On 30/09/2017 19:15, Paul E. McKenney wrote:
> On Sat, Sep 30, 2017 at 07:41:56AM +0800, Boqun Feng wrote:
>> On Fri, Sep 29, 2017 at 04:43:39PM +0000, Paul E. McKenney wrote:
>>> Not to be repetitive, but if the schedule() is on the guest, this change
>>> really does silently break up an RCU read-side critical section on
>>> guests built with PREEMPT=n.  (Yes, they were already being broken,
>>> but it would be good to avoid this breakage in PREEMPT=n as well as
>>> in PREEMPT=y.)

Yes, you're right.  It's pretty surprising that it's never been reported.

>> Then probably adding !IS_ENABLED(CONFIG_PREEMPT) as one of the reason we
>> choose the halt path? Like:
>>
>>      n.halted = is_idle_task(current) || preempt_count() > 1 ||
>>                 !IS_ENABLED(CONFIG_PREEMPT) || rcu_preempt_depth();
>>
>>
>> But I think async PF could also happen while a user program is running?
>> Then maybe add a second parameter @user for kvm_async_pf_task_wait(),
>> like:
>>
>>      kvm_async_pf_task_wait((u32)read_cr2(), user_mode(regs));
>>
>> and the halt condition becomes:
>>
>>      n.halted = is_idle_task(current) || preempt_count() > 1 ||
>>                 (!IS_ENABLED(CONFIG_PREEMPT) && !user) || 
>> rcu_preempt_depth();
>>
>> Thoughts?
> 
> This looks to me like it would cover it.  If !PREEMPT interrupt from
> kernel, we halt, which would prevent the sleep.
> 
> I take it that we get unhalted when the host gets things patched up?

Yes.  You get another page fault (this time it's a "page ready" page
fault rather than a "page not present" one), which has the side
effecting of ending the halt.

Paolo

>> A side thing is being broken already for PREEMPT=n means we maybe fail
>> to detect this in rcutorture?

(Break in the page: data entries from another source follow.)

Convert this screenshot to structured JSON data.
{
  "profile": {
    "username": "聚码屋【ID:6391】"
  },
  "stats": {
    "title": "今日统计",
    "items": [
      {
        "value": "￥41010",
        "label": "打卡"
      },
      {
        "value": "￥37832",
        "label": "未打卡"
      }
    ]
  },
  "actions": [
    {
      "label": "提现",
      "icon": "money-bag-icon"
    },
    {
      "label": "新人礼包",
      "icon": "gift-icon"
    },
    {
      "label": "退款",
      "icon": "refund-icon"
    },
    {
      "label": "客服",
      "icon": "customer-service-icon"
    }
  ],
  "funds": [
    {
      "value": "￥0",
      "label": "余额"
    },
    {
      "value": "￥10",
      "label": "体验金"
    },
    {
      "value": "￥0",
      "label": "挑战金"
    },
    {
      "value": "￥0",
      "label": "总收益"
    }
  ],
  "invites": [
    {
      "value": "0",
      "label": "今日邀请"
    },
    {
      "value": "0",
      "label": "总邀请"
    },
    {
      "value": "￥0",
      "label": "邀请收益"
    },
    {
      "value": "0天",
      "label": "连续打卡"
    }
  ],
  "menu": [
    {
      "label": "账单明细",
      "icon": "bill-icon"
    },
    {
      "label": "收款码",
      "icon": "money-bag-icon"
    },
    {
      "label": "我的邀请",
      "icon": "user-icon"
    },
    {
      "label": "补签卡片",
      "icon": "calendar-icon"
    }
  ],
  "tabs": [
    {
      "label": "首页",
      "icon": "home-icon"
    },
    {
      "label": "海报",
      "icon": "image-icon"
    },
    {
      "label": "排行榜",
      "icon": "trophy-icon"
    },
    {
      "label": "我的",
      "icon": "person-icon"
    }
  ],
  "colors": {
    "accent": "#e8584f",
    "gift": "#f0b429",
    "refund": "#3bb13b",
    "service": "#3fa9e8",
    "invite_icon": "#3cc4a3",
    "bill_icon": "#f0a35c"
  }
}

Then should we add a config with
>> KVM_GUEST=y and try to run some memory consuming things(e.g. stress
>> --vm) in the rcutorture kvm script simultaneously? Paolo, do you have
>> any test workload that could trigger async PF quickly?
> 
> I do not believe that have seen this in rcutorture, but I always run in
> a guest OS on a large-memory system (well, by my old-fashioned standards,
> anyway) that would be quite unlikely to evict a guest OS's pages.  Plus
> I tend to run on shared systems, and deliberately running them out of
> memory would not be particularly friendly to others using those systems.
> 
> I -do- run background scripts that are intended to force the host OS to
> preempt the guest OSes frequently, but I don't believe that this would
> cause that bug.
> 
> But it seems like it would make more sense to add this sort of thing to
> whatever KVM tests there are for host-side eviction of guest pages.